Вечерний Париж уплывал все дальше и дальше. И только огни города долго еще сверкали в наступивших потемках рассыпными самоцветами, да башня Эйфеля посылала
Мы отошли от окна и, кажется, дорогой учитель смахнул платком набежавшую слезу расставанья.
С прошлым покончено! Впереди нас ждут борьба и победы. И когда мы вернемся в родной наш Париж, вернемся с триумфом, — мы будем, конечно, другими людьми.
Разговор не клеился и мы улеглись спать.
7
Встающий день застал нас на германской границе.
Приятно было наблюдать, что уроки войны не прошли для бошей даром: они научились вежливости, они стали любезны с победителями.
В течение нескольких минут были покончены все формальности с паспортами и багажом. Чиновники были предупредительно любезны и разговаривали с нами на нашем родном языке. Вот вам еще одна очевидная польза минувшей войны, — немецкие чиновники разговаривают по- французски. Конечно, было бы лучше, если бы вся Германия заговорила по-французски. Но ничего, в следующий раз, мы надеемся, так и будет. Ведь недаром воздвигнута «могила неизвестного солдата» — она вопиет о мести и месть будет!
Конечно, вагоны бошей не так удобны, как наши, но все же мы разместились в купе. Гнуснейшего вида рыжий немец прокричал свое нелепое «Abfahr!» — и вот опять мы неуклонно стремимся к нашей цели.
— Ну, знаете ли, это возмутительно! Я едва совладел с собою!
С этими словами господин Бартельс, багровея и очевидно волнуясь, закурил свою сигару.
— В чем дело?
— Что случилось?
— Да помилуйте, эти немецкие свиньи!..
— Но, по-моему, они были с нами настолько любезны, что не будь они боши, я сказал бы, они французы!
— Уважаемый профессор! Неужели вы не слышали? Любезны? По-французски — да, но как отчаянно ругали они нас по-немецки!
— Вы думаете, что это они нас ругали? — удивился я.
— А то кого же, — Иван Иваныча? [4]
Мы долго и искренне возмущались наглостью немцев. Нас, победителей, они ругали чуть ли не в глаза! И это после того, как мы идем на такие уступки, после Дауэса и Юнга! О, грубые животные! Право же, мир только приобрел бы, если бы мы стерли их с лица земли.

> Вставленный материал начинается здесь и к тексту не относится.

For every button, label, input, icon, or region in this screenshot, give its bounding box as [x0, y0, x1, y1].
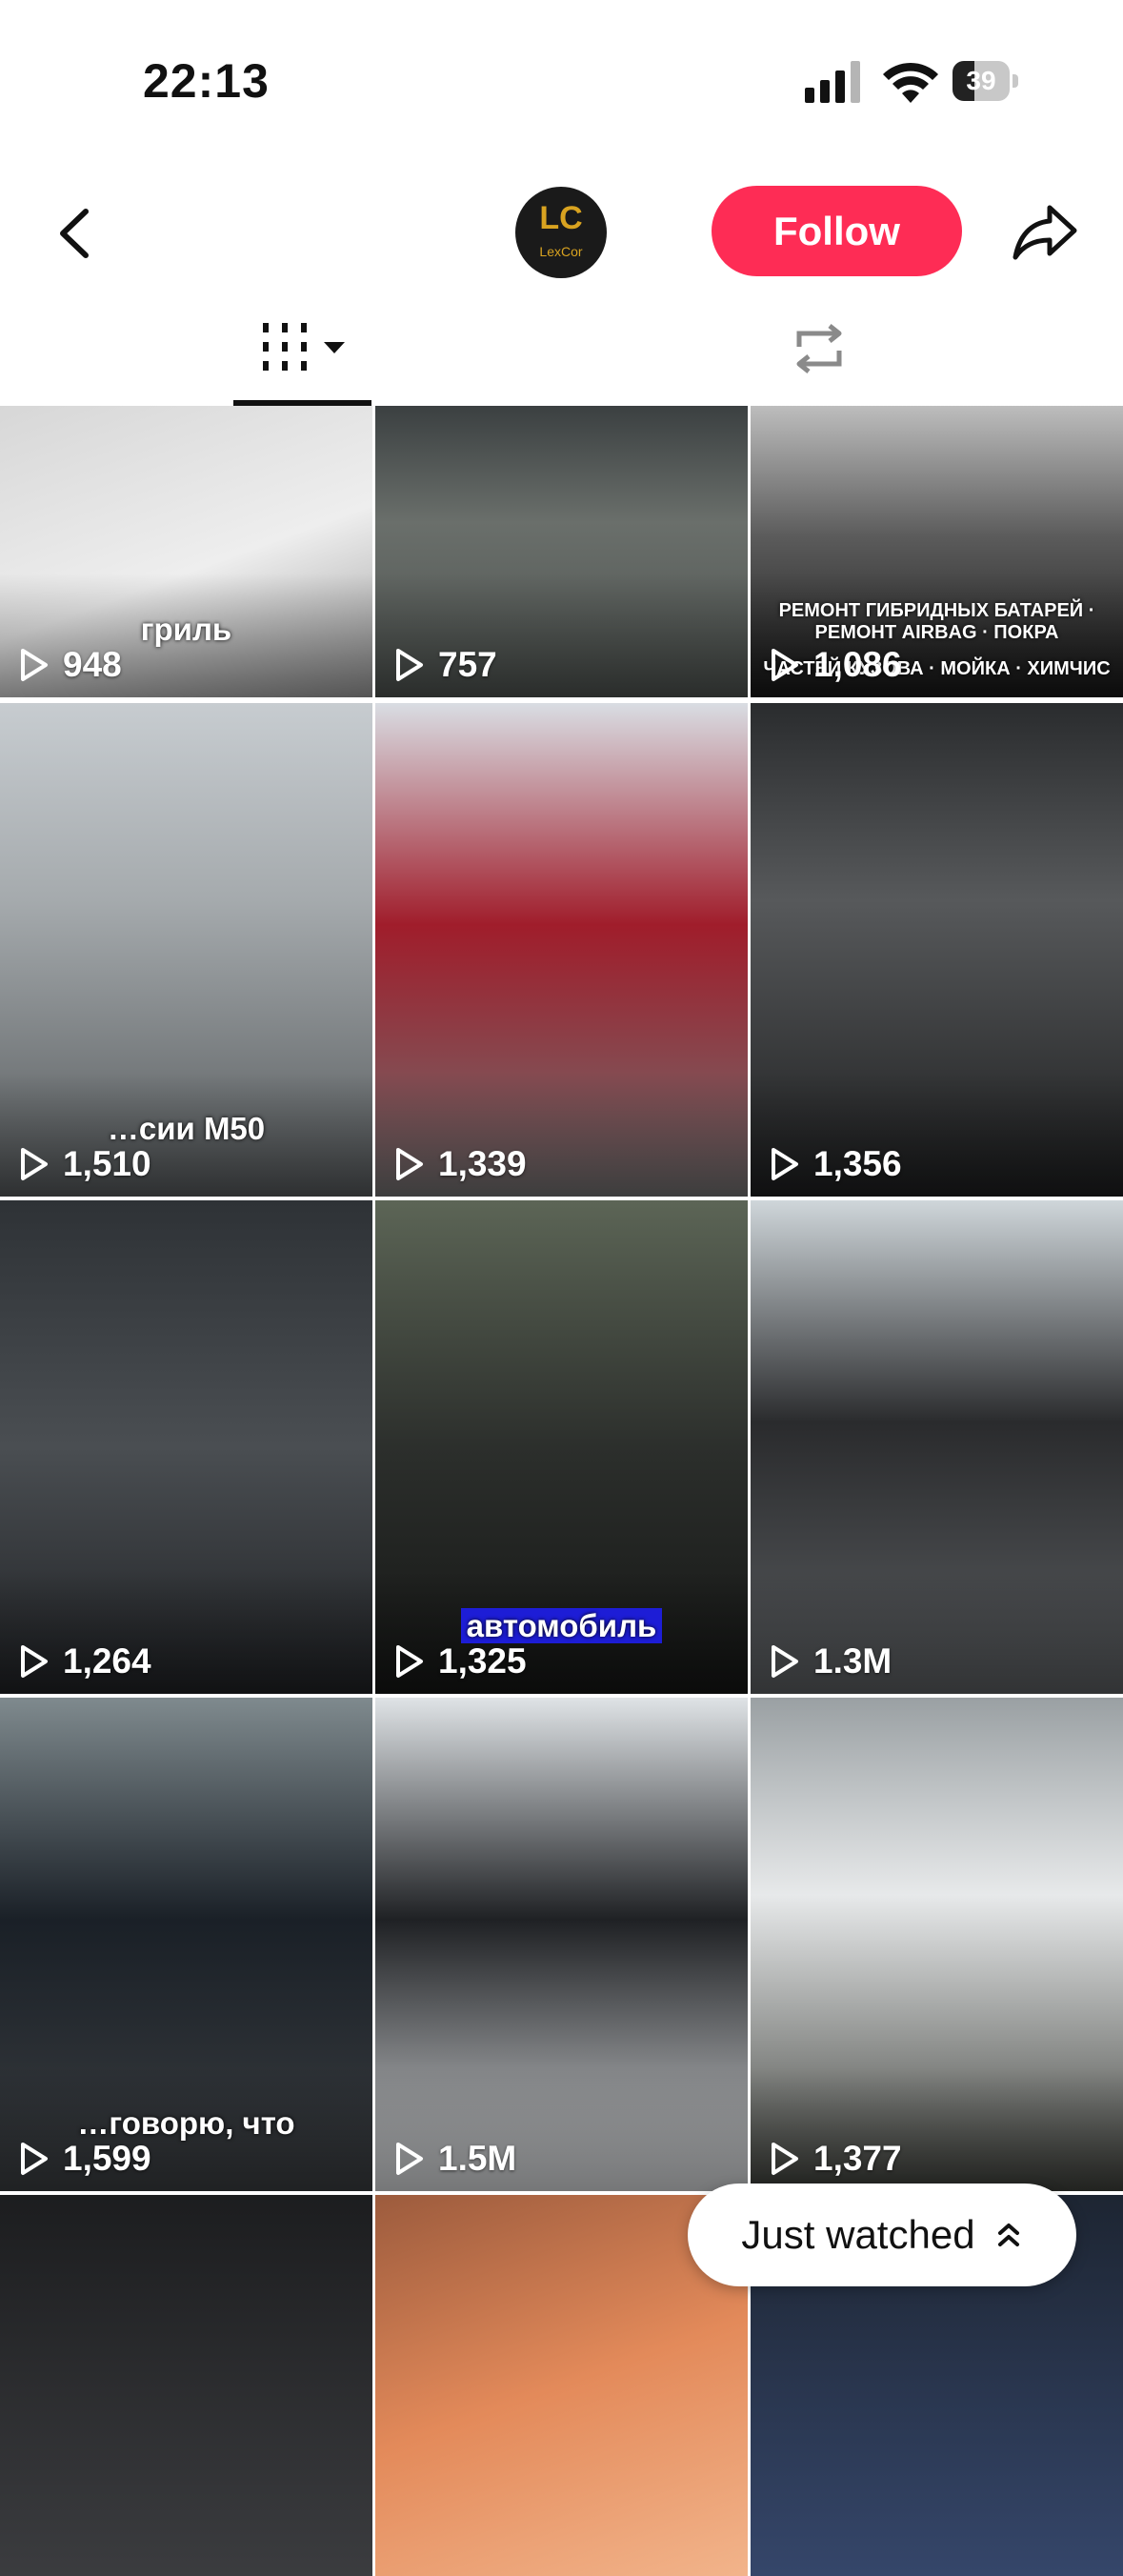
view-count-value: 1,086	[813, 645, 902, 684]
play-icon	[396, 1148, 423, 1180]
view-count-value: 1,510	[63, 1144, 151, 1183]
video-caption: …говорю, что	[77, 2105, 295, 2141]
view-count-value: 1.3M	[813, 1641, 892, 1680]
video-thumbnail[interactable]: 757	[375, 406, 748, 697]
video-thumbnail[interactable]: 1,264	[0, 1200, 372, 1694]
avatar-monogram: LC	[539, 200, 583, 236]
view-count: 1,599	[15, 2138, 151, 2180]
play-icon	[772, 649, 798, 681]
battery-icon: 39	[953, 61, 1019, 103]
play-icon	[396, 1645, 423, 1678]
cellular-signal-icon	[805, 61, 860, 103]
view-count: 1,086	[766, 644, 902, 686]
play-icon	[396, 649, 423, 681]
play-icon	[396, 2143, 423, 2175]
view-count: 1,325	[391, 1640, 527, 1682]
view-count: 1.5M	[391, 2138, 516, 2180]
status-time: 22:13	[143, 54, 270, 108]
share-arrow-icon[interactable]	[1012, 202, 1078, 263]
avatar[interactable]: LC LexCor	[515, 187, 607, 278]
tab-videos-grid-icon[interactable]	[257, 319, 352, 376]
view-count-value: 1,377	[813, 2139, 902, 2178]
wifi-icon	[883, 62, 938, 103]
video-thumbnail[interactable]: 1,356	[751, 703, 1123, 1197]
view-count-value: 1,264	[63, 1641, 151, 1680]
view-count-value: 757	[438, 645, 497, 684]
video-caption: гриль	[140, 612, 232, 647]
play-icon	[772, 1148, 798, 1180]
play-icon	[772, 1645, 798, 1678]
view-count-value: 1.5M	[438, 2139, 517, 2178]
view-count-value: 1,356	[813, 1144, 902, 1183]
tab-repost-icon[interactable]	[786, 320, 852, 377]
battery-level: 39	[966, 66, 996, 95]
view-count: 1,264	[15, 1640, 151, 1682]
play-icon	[21, 649, 48, 681]
video-thumbnail[interactable]: 1.5M	[375, 1698, 748, 2191]
view-count-value: 1,339	[438, 1144, 527, 1183]
just-watched-label: Just watched	[741, 2212, 975, 2257]
video-thumbnail[interactable]	[0, 2195, 372, 2576]
just-watched-button[interactable]: Just watched	[688, 2184, 1076, 2286]
view-count: 1,339	[391, 1143, 527, 1185]
chevron-up-double-icon	[997, 2224, 1019, 2246]
video-thumbnail[interactable]: 1,339	[375, 703, 748, 1197]
play-icon	[21, 2143, 48, 2175]
video-thumbnail[interactable]: гриль 948	[0, 406, 372, 697]
view-count: 1,377	[766, 2138, 902, 2180]
video-thumbnail[interactable]: …сии M50 1,510	[0, 703, 372, 1197]
video-thumbnail[interactable]: 1,377	[751, 1698, 1123, 2191]
video-caption: автомобиль	[375, 1608, 748, 1644]
avatar-name: LexCor	[539, 244, 583, 259]
play-icon	[772, 2143, 798, 2175]
video-thumbnail[interactable]: автомобиль 1,325	[375, 1200, 748, 1694]
follow-button[interactable]: Follow	[712, 186, 962, 276]
view-count: 1,510	[15, 1143, 151, 1185]
play-icon	[21, 1148, 48, 1180]
play-icon	[21, 1645, 48, 1678]
video-thumbnail[interactable]: …говорю, что 1,599	[0, 1698, 372, 2191]
video-thumbnail[interactable]: РЕМОНТ ГИБРИДНЫХ БАТАРЕЙ · РЕМОНТ AIRBAG…	[751, 406, 1123, 697]
back-chevron-icon[interactable]	[48, 200, 105, 267]
view-count-value: 1,599	[63, 2139, 151, 2178]
video-thumbnail[interactable]: 1.3M	[751, 1200, 1123, 1694]
view-count: 1,356	[766, 1143, 902, 1185]
view-count: 1.3M	[766, 1640, 892, 1682]
view-count: 757	[391, 644, 497, 686]
view-count: 948	[15, 644, 122, 686]
view-count-value: 948	[63, 645, 122, 684]
view-count-value: 1,325	[438, 1641, 527, 1680]
video-caption: …сии M50	[107, 1111, 266, 1146]
status-bar: 22:13 39	[0, 0, 1123, 162]
video-caption: РЕМОНТ ГИБРИДНЫХ БАТАРЕЙ · РЕМОНТ AIRBAG…	[778, 600, 1095, 643]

В разговоре мы не заметили, как поезд подошел к станции.
— Нет, мы их еще проучим, мы им привьем французскую галантность! — воинственно угрожал господин Бартельс, но он замолк на полуслове.
4
Непереводимый бретонский народный оборот речи, значит: «ругали безусловно нас». Прим. переводчика.
Купе
О боже, несомненно, это немец и к тому же прездоровенный! Он мельком глянул на нас и забросил свой чемодан в сетку. Мы с дорогим учителем невольно съежились. Показалось, что чемодан летит нам на головы.
Но, конечно, это было только инстинктивное движение, а отнюдь не трусость. Через минуту мы оправились и приняли положение, какое подобает французу, черт побери!
Все-таки, он ужасно большой, этот немец. У него громадные кулаки, поросшие рыжим мохом, и крупные белые зубы, как у лошади.
В купе стало тесно, неудобно и душно. Разговор наш прервался сам собою и мы молча, с презрением наблюдали это громадное животное.
Немец, по-видимому, не чувствовал нашего презрения и с любопытством разглядывал нас. Однако, это занятие скоро ему надоело и он принялся за свой чемодан. Перед моими глазами мелькнули багажные наклейки различных немецких городов. Я глянул на наши чемоданы. Медлить было опасно. На наших чемоданах также были наклейки и, понятно, французские. Я искоса глянул на немца. Короткими бочкообразными пальцами он копался в своем чемодане. Я переглянулся с учителем и Бартельсом. Их умоляющие взгляды подтолкнули меня.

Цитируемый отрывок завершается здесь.